Even though she wasn’t pouting, her sad eyes lent her a desperate, pleading look. She appeared so small and fragile, but he was certain this girl he had a hundred pounds and a head on could throw him across the room if need be. She wasn’t weak; she wanted something from him. He moved closer to her. Try as he might, he couldn’t escape the pull of her gravity.

“What’s that toy? ‘They weeble and they wobble but they don’t fall down.’ That’s me,” she continued. “I get knocked down; I get back up, and I come back swinging, too. Lately, though, life is bruising me more than monsters. I need time to get my bearings. So I’m calling in my favor.”

“How’s that?”

“My roommate Willow is in England right now. Let’s call it a spiritual retreat. She comes back in about five weeks. Hopefully, I’ll be working by then and balancing a couple classes, but I can’t exactly get that ball rolling if I’m spending every night fighting the undead.

“I’d like you and Sam to stay, just for a little while, just until Willow gets back. Normally, I wouldn’t ask someone to put themselves in harms way like this, but you seem bent on killing evil beasties once you leave anyway. I can teach you what I know about what’s here, what’s new to you. A few nights a week, if you and your brother could handle the staking while I study, I’d be grateful. So, what do you say? I know it’s pretty big favor.”

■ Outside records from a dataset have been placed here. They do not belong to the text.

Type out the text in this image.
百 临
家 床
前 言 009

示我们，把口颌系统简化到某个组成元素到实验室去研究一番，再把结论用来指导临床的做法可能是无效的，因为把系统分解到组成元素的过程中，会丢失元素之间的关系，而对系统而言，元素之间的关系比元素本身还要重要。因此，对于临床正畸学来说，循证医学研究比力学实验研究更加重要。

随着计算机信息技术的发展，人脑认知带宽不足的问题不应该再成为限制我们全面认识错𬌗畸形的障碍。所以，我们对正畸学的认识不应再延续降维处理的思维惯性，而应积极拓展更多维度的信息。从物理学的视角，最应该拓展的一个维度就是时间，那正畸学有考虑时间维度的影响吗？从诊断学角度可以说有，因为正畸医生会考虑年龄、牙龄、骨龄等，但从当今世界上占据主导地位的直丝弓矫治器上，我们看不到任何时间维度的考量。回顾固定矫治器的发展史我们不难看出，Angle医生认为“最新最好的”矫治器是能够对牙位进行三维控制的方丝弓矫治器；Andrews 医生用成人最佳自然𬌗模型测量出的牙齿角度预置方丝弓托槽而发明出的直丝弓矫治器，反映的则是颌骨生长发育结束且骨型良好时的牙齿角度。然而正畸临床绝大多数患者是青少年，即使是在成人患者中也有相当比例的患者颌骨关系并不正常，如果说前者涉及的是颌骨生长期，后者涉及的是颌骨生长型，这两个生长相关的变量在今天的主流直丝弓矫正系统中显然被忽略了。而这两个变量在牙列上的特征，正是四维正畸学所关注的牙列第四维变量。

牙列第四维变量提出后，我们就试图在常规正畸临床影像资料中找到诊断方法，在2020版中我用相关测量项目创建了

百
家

When he’d offered her a favor, he’d expected her to call them long after they’d gone and ask for help fighting a boss fight. Balancing life? That was unexpected and uncharted territory.

“I’ll have to run it by Sam before I say anything.” His rough voice was low and warm, but mostly devoid of flirt. “We don’t stay put too long. Five weeks would be a bit of a lifestyle change for us.”

“I understand. That’s a lot of pool to hustle. Laws to skirt.” She offered him a small smile. “Talk it over with your brother tonight and let me know. If you don’t want to spend a month plus in beautiful Sunnydale, I can’t blame you.”

Five weeks in a town full of monsters wasn’t a stretch. They had more research to do, and they could figure out the money. Five weeks keeping himself away from her kissable mouth and inviting body was another story entirely.

As she headed toward the dinner buzz in the dining room, she turned to look at him over her shoulder and smirked. “Seven.”